Dengan gugup, aku berkata, “A-aku baik-baik saja! Jangan menangis!”
“Nona Luciaaaa… Kau cantik sekali… Kapten! Kenapa kau tidak menceritakannya pada kami!? Kalau saja kau menceritakannya, mungkin aku sudah…”
“Baiklah, aku akan minta maaf soal itu, tapi aku sungguh tidak ingin membiarkan orang lain memilikinya!”
“Ini tidak adil! Sama sekali tidak adil!

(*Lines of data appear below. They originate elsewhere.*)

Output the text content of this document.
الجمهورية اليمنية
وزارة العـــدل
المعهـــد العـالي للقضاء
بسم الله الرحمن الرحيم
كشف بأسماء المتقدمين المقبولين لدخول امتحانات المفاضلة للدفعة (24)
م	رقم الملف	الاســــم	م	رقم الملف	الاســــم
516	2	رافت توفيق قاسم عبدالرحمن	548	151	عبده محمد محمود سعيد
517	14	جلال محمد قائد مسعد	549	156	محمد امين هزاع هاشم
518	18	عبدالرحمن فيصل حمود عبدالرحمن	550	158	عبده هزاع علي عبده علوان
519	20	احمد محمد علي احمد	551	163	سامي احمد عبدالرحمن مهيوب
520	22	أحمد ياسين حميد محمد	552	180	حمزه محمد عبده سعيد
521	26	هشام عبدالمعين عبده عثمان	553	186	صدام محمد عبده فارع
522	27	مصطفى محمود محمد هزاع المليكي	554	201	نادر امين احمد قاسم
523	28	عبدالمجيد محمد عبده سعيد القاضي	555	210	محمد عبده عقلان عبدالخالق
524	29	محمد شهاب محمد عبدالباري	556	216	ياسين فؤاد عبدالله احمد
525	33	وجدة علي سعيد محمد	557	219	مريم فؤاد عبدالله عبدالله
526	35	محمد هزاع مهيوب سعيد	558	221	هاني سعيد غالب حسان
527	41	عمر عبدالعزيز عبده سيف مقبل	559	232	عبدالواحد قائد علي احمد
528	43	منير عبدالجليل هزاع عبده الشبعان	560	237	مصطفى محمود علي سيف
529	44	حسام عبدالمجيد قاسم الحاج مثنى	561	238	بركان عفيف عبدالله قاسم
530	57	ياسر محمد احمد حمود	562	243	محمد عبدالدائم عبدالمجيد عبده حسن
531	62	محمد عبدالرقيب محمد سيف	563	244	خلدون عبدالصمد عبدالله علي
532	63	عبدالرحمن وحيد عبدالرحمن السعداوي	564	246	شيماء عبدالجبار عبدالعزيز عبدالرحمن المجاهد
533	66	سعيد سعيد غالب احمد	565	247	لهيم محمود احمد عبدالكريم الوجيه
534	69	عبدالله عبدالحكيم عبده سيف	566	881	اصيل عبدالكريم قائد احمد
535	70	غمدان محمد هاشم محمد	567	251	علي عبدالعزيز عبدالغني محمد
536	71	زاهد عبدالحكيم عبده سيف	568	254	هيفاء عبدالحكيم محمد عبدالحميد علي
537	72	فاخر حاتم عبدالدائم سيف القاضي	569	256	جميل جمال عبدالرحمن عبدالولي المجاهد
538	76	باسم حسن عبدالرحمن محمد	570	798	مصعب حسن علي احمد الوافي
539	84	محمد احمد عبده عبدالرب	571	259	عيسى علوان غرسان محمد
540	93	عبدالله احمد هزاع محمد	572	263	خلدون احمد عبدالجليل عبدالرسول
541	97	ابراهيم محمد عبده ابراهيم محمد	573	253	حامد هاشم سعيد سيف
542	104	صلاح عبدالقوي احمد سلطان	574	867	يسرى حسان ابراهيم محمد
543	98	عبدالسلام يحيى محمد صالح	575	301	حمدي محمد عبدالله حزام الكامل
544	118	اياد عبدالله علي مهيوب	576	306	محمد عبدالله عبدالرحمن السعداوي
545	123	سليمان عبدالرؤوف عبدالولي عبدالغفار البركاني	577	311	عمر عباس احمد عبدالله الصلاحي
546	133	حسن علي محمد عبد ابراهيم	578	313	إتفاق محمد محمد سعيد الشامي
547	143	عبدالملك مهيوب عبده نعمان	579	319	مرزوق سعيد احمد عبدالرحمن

Ini bertentangan dengan semua bentuk kesopanan!”
“Bagiku, dia lebih penting daripada kesatriaan!” balas Sir Celes.
Saat mereka mulai berdebat, dan Resimen Ketiga mulai menghasut mereka, Chicca menyelamatkan saya dengan menarik saya perlahan.
“Chicca!”
“Selamat, Lucia!”
Dia memelukku erat, dan yang lainnya bergantian memelukku setelahnya.
“Selamat, Lucia. Kamu terlihat cantik.”
“Luciaa! Selamat ya atas pernikahannya! Aku senang kamu bisa menikah dengan Sir Celestino setelah semua yang terjadi.”

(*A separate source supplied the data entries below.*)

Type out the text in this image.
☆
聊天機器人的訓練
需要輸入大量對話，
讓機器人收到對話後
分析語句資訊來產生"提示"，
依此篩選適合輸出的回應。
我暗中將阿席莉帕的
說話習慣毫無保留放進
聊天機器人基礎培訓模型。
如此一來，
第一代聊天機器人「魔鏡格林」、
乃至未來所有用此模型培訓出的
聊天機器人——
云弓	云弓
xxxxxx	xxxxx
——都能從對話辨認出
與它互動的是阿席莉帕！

“Lucia, kamu cantik sekali pakai gaun pengantinmu! Dan ‘Sir Celes’ memang Sir Celestino!”
Kasih sayang yang tak pernah berubah dari para tukang cuci lainnya cukup membuatku menangis. Akhirnya aku merasa seperti di rumah. Aku kembali ke Arldat, tapi aku baru bertemu semua teman tukang cuciku sekali, jadi aku sangat senang bisa mengobrol dengan mereka lagi seperti ini.
“Semua ini terjadi karena kamu pantang menyerah untuk hidup, Lucia. Pasti sulit, tapi kamu berhasil. Karena kamu sudah bekerja terlalu keras, sekarang kamu butuh suamimu yang hebat untuk memanjakanmu dan membuatmu bahagia.”
“Chicca…”
“Aku akan menjagamu. Kalau terjadi apa-apa, panggil saja aku. Aku akan melakukan apa pun untukmu! Kau… Ya, kau bisa menjadi putriku!”
Mendengar kata-katanya, aku langsung terisak-isak di dadanya yang hangat. Aku juga sudah berusaha keras menahan tangis di depan semua orang!
“Oh, jangan menangis. Riasanmu cantik sekali, sayang sekali. Senyum memang paling cocok untuk seorang pengantin,” katanya.
“Kamu benar!”
Sama seperti Sir Celes yang dikelilingi oleh para kesatria lainnya, teman-teman pelayanku pun mengelilingiku dan memberikan restu mereka.
“Tidak.”
Mendengar suara ragu-ragu dari luar kelompok kami, saya menoleh, terkejut.
“Nyonya Olga dan Nona Bice!”
“Oh, Notte… Bukan, itu bukan nama aslimu, kan? Oh, kamu cantik sekali… Aku senang sekali,” katanya sambil menangis sambil memegang kedua tanganku dan memberiku ucapan selamat.
“Kau datang jauh-jauh untukku? Terima kasih banyak.”
“Tentu saja aku mau, karena kau bilang kau akan senang… Aku bahkan mendapat undangan langsung dari Raja.”
Sepertinya Yang Mulia yang memanggil Nyonya Olga ke sini. Rupanya, seluruh Riunione sedang heboh setelah undangan dan kereta kuda datang dari Raja. Nyonya Olga, suaminya, wali kota, dan Nona Bice beserta putranya semuanya datang, padahal baru kemarin. Saya sangat senang mereka datang, meskipun suasananya sangat ramai.